Folha de S.Paulo
Supremo definiu que voto de ministro aposentado vale em novo julgamento; empresas poderão ter de pagar R$ 80 bi
Cristiane Gercina
SÃO PAULO
A decisão tomada pelo plenário do STF (Supremo Tribunal Federal) na última quinta-feira (9), de que votos de ministros aposentados são válidos em novos julgamentos sobre um mesmo tema, reabre um debate que pode fazer com que empresas desembolsem cerca de R$ 80 bilhões para pagar contribuição previdenciária sobre o terço de férias de seus funcionários.
O plenário da corte definiu que quando houver pedido de destaque em julgamento virtual com voto de ministro que já se aposentou, o posicionamento é válido e não deve ser descartado em novo julgamento no plenário físico.
A decisão terá impacto sobre o julgamento da revisão da vida toda, que tem voto favorável do ministro Marco Aurélio de Mello, já aposentado, e com a modulação do tema 985, que trata da incidência de contribuição ao INSS (Instituto Nacional do Seguro Social) sobre o terço constitucional de férias. Há outros 19 processos com relatoria de Marco Aurélio, cujos votos serão considerados nos novos julgamentos.
O cálculo de gastos que vão de R$ 60 bilhões a R$ 80 bilhões a serem desembolsados pelas empresas é da Abat (Associação Brasileira de Advocacia Tributária). A associação busca no Supremo a suspensão da cobrança enquanto o julgamento não chega totalmente ao final. O impasse começou em 2020, quando o STF decidiu que o terço constitucional de férias tem natureza trabalhista e, portanto, incide contribuição previdenciária de 20% sobre ele.
A decisão foi de encontro ao que já havia sido definido pelo STJ (Superior Tribunal de Justiça), em 2014, de que não há natureza trabalhista na verba e, portanto, não há pagamento de INSS. “O número que trazemos é baseado na remuneração do terço de férias, levando em consideração a folha de pagamento de todas as empresas, incluindo a parte de terceiros, e um percentual de 28,5%”, explica Halley Henares Neto, presidente Abat e sócio do Henares advogados.

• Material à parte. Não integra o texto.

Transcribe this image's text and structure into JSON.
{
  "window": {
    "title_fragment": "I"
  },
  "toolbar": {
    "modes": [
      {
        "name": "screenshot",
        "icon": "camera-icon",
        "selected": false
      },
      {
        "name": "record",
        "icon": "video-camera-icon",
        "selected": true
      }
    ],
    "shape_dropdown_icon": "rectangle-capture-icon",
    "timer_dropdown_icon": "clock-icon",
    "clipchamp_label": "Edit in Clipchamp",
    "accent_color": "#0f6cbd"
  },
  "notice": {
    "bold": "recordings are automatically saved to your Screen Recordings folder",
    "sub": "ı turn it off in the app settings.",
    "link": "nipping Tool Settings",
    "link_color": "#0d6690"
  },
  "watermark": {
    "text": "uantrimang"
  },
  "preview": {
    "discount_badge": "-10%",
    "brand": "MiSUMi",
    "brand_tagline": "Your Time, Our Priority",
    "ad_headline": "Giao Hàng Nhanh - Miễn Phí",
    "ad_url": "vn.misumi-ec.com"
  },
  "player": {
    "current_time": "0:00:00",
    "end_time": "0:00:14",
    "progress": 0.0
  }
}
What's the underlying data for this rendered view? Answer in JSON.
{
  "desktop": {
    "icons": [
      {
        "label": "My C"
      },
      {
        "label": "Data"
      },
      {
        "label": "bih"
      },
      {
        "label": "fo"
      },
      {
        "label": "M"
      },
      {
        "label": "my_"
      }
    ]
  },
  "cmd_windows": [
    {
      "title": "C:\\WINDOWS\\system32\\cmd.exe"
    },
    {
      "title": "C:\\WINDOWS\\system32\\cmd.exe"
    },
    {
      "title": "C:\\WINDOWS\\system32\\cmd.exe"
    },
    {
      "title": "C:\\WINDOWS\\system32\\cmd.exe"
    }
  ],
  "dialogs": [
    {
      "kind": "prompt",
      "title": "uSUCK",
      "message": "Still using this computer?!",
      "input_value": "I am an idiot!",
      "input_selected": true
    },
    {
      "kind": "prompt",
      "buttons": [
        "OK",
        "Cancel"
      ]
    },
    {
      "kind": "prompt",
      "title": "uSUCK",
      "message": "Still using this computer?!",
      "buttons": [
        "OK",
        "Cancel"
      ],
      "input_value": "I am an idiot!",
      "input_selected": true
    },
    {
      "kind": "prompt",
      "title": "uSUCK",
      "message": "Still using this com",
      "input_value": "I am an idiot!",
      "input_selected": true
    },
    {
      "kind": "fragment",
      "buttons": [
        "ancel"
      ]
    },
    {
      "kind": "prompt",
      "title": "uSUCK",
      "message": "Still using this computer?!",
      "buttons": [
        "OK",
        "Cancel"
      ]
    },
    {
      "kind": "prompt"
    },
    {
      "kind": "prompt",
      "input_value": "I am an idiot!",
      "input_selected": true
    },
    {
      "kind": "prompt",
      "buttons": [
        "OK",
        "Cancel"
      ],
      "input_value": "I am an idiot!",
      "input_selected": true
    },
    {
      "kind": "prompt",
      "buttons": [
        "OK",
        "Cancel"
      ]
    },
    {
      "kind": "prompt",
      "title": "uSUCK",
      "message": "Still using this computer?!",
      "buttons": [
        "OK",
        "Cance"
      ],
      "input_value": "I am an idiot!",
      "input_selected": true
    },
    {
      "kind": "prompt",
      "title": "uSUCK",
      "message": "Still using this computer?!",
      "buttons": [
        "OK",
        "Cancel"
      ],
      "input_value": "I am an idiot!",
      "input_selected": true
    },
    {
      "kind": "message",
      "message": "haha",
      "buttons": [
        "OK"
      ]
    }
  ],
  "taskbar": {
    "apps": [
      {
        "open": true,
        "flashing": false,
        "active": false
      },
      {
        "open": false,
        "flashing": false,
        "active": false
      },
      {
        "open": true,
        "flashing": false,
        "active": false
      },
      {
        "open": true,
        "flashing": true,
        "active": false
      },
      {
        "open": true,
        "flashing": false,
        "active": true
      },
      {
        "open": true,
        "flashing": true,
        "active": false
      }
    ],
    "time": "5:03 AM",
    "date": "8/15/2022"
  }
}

Segundo ele, a associação pediu ao STF que suspenda todos os processos em andamento na Justiça até que haja modulação sobre o tema. A modulação teve início em 2021, no plenário virtual do Supremo, mas o debate foi interrrompido após pedido de destaque do ministro Luiz Fux, que levará o julgamento a recomeçar no plenário virutal, agora com um voto contrário de Marco Aurélio.
A dívida bilionária calculada pela Abat se refere ao período entre 2014 e 2021, data de publicação do julgamento, quando as empresas deixaram de pagar a contribuição com base na decisão judicial do STJ e voltaram a ser obrigadas após decisão do Supremo.
“A partir daquele momento, as empresas acabaram voltando a recolher. Se não modular, baseado na segurança jurídica, haverá uma quebra do princípio da proteção da confiança do contribuinte no poder Judiciário”, diz Henares Neto.
Para o advogado Rodrigo Prado Gonçalves, sócio nas áreas de reestruturação e insolvência e tributário do Felsberg Advogados, a modulação é necessária para garantir segurança jurídica.
“Se não houver essa modulação após uma decisão que reverte outra, aqueles contribuintes que deixaram de contribuir aquilo que era um crédito, ficam com uma dívida muito alta, especialmente neste momento de crise, inflação e guerra da Ucrânia.”
Ele defende o julgamento presencial. “É de extrema importância para se chegar a um consenso. É louvável e salutar que esse tema seja discutido de forma ampla”, afirma.